Good Addictions and AI Enablement
Exploring how AI tools can enable positive habits and help build productive addictions that make us better.
This entire post is written by AI. But I wrote these couple of lines. I pretty much agree with what claude had to say.
We often talk about addiction in negative terms. But what if we could harness that same powerful drive toward things that genuinely improve our lives?
The Nature of Positive Habits
Some addictions are worth cultivating:
- The morning run that clears your mind
- The creative practice that brings you flow
- The learning habit that compounds over time
- The deep work sessions that move the needle
These aren't vices—they're virtues disguised as compulsions.
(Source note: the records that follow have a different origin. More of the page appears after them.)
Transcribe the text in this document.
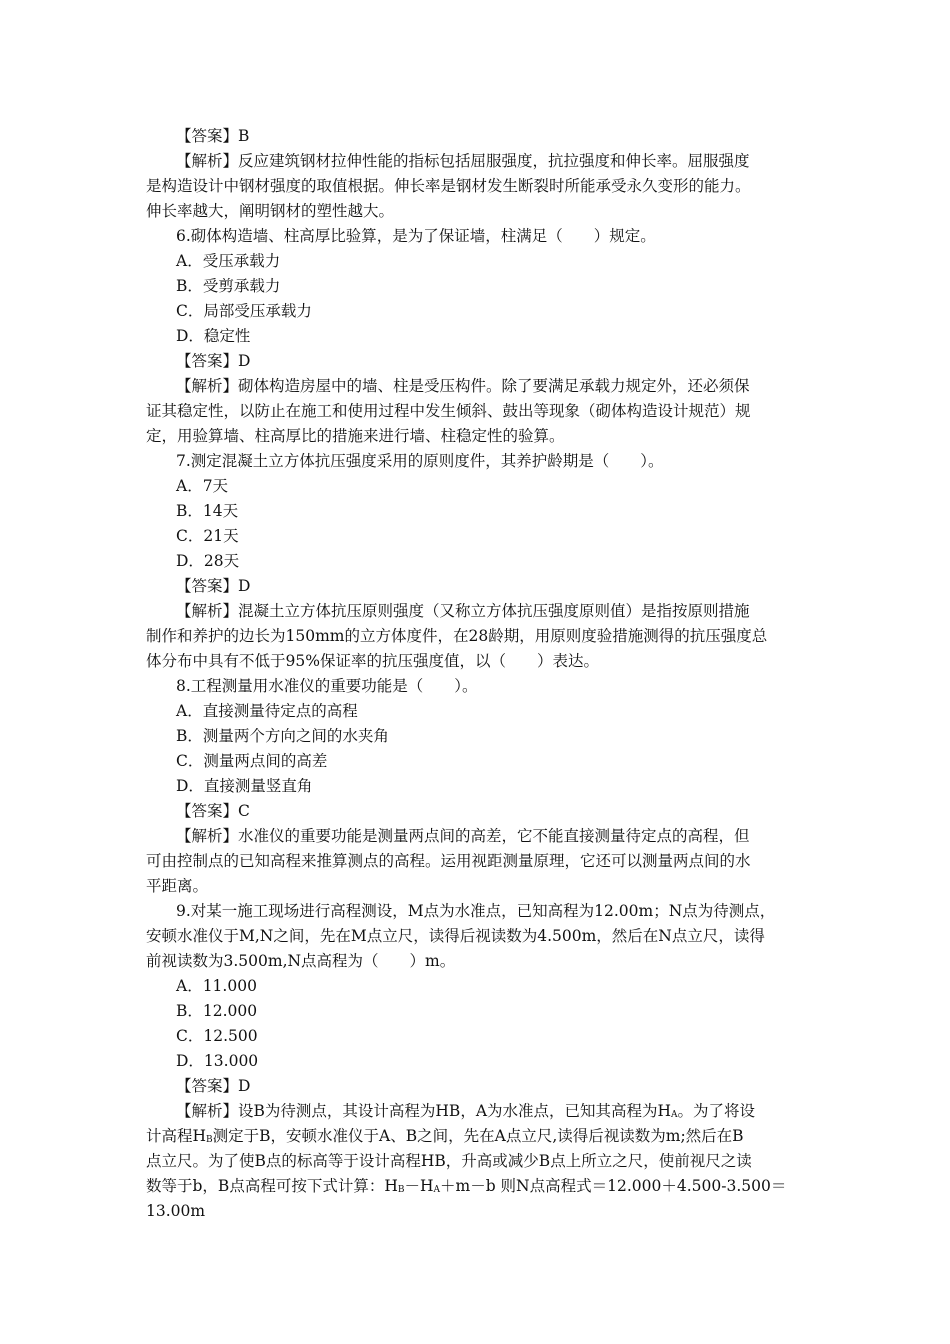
【答案】B
【解析】反应建筑钢材拉伸性能的指标包括屈服强度，抗拉强度和伸长率。屈服强度
是构造设计中钢材强度的取值根据。伸长率是钢材发生断裂时所能承受永久变形的能力。
伸长率越大，阐明钢材的塑性越大。
6.砌体构造墙、柱高厚比验算，是为了保证墙，柱满足（　　）规定。
A．受压承载力
B．受剪承载力
C．局部受压承载力
D．稳定性
【答案】D
【解析】砌体构造房屋中的墙、柱是受压构件。除了要满足承载力规定外，还必须保
证其稳定性，以防止在施工和使用过程中发生倾斜、鼓出等现象（砌体构造设计规范）规
定，用验算墙、柱高厚比的措施来进行墙、柱稳定性的验算。
7.测定混凝土立方体抗压强度采用的原则度件，其养护龄期是（　　）。
A．7天
B．14天
C．21天
D．28天
【答案】D
【解析】混凝土立方体抗压原则强度（又称立方体抗压强度原则值）是指按原则措施
制作和养护的边长为150mm的立方体度件，在28龄期，用原则度验措施测得的抗压强度总
体分布中具有不低于95%保证率的抗压强度值，以（　　）表达。
8.工程测量用水准仪的重要功能是（　　）。
A．直接测量待定点的高程
B．测量两个方向之间的水夹角
C．测量两点间的高差
D．直接测量竖直角
【答案】C
【解析】水准仪的重要功能是测量两点间的高差，它不能直接测量待定点的高程，但
可由控制点的已知高程来推算测点的高程。运用视距测量原理，它还可以测量两点间的水
平距离。
9.对某一施工现场进行高程测设，M点为水准点，已知高程为12.00m；N点为待测点，
安顿水准仪于M,N之间，先在M点立尺，读得后视读数为4.500m，然后在N点立尺，读得
前视读数为3.500m,N点高程为（　　）m。
A．11.000
B．12.000
C．12.500
D．13.000
【答案】D
【解析】设B为待测点，其设计高程为HB，A为水准点，已知其高程为$H_A$。为了将设
计高程$H_B$测定于B，安顿水准仪于A、B之间，先在A点立尺,读得后视读数为m;然后在B
点立尺。为了使B点的标高等于设计高程HB，升高或减少B点上所立之尺，使前视尺之读
数等于b，B点高程可按下式计算：$H_B-H_A+m-b$ 则N点高程式＝12.000＋4.500-3.500＝
13.00m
The key difference? They leave you better off, not worse.
How AI Changes the Game
AI tools are enabling a new kind of relationship with our habits. Here's what I've noticed:
Lower Barriers to Entry
When you can quickly prototype an idea, build a tool, or automate a tedious task, the friction between "I should do this" and "I'm doing this" nearly disappears. AI assistants remove the activation energy that keeps us stuck.
Faster Feedback Loops
Good habits thrive on feedback. AI can provide immediate, personalized responses that help us learn faster and stay engaged. Whether it's writing, coding, or creating—the loop tightens.
Amplified Curiosity
The best addictions often stem from curiosity. AI makes it easier than ever to explore rabbit holes, ask follow-up questions, and connect disparate ideas. This fuels the kind of intellectual engagement that's genuinely addictive.
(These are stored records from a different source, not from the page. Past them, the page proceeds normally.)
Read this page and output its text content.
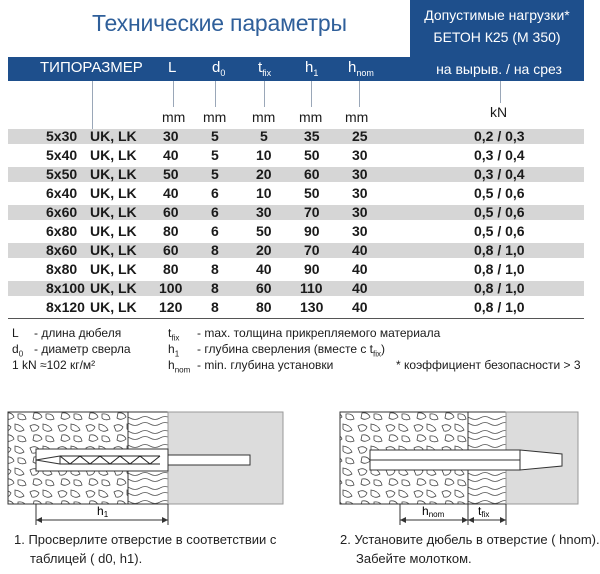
Технические параметры	Допустимые нагрузки*
БЕТОН К25 (М 350)
ТИПОРАЗМЕР L $d_0$ $t_{fix}$ $h_1$ $h_{nom}$	на вырыв. / на срез
mm mm mm mm mm	kN
5x30 UK, LK 30 5	5	35 25	0,2 / 0,3
5x40 UK, LK 40 5	10 50 30	0,3 / 0,4
5x50 UK, LK 50 5	20 60 30	0,3 / 0,4
6x40 UK, LK 40 6	10 50 30	0,5 / 0,6
6x60 UK, LK 60 6	30 70 30	0,5 / 0,6
6x80 UK, LK 80 6	50 90 30	0,5 / 0,6
8x60 UK, LK 60 8	20 70 40	0,8 / 1,0
8x80 UK, LK 80 8	40 90 40	0,8 / 1,0
8x100 UK, LK 100 8	60 110 40	0,8 / 1,0
8x120 UK, LK 120 8	80 130 40	0,8 / 1,0
L - длина дюбеля
$d_0$ - диаметр сверла
1 kN ≈102 кг/м²
$t_{fix}$ - max. толщина прикрепляемого материала
$h_1$ - глубина сверления (вместе с $t_{fix}$)
$h_{nom}$ - min. глубина установки	* коэффициент безопасности > 3
h1	hnom	tfix
1. Просверлите отверстие в соответствии с
таблицей ( d0, h1).
2. Установите дюбель в отверстие ( hnom).
Забейте молотком.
Building Your Stack of Good Addictions
Here's my approach:
- Identify what energizes you — Not what you think you should do, but what pulls you in naturally
- Remove friction — Use AI tools to make starting easier
- Create rituals — Same time, same place, same trigger
- Stack habits — Link new behaviors to existing ones
- Celebrate small wins — Reinforce the loop
The Compound Effect
The beautiful thing about good addictions is how they compound. A daily writing habit becomes a body of work. A coding practice becomes a portfolio. A running routine becomes a lifestyle.
AI isn't replacing these habits—it's supercharging them. And I think we're just scratching the surface of what's possible when we pair human discipline with artificial intelligence.
What are your good addictions? I'd love to hear what habits AI has helped you build or maintain.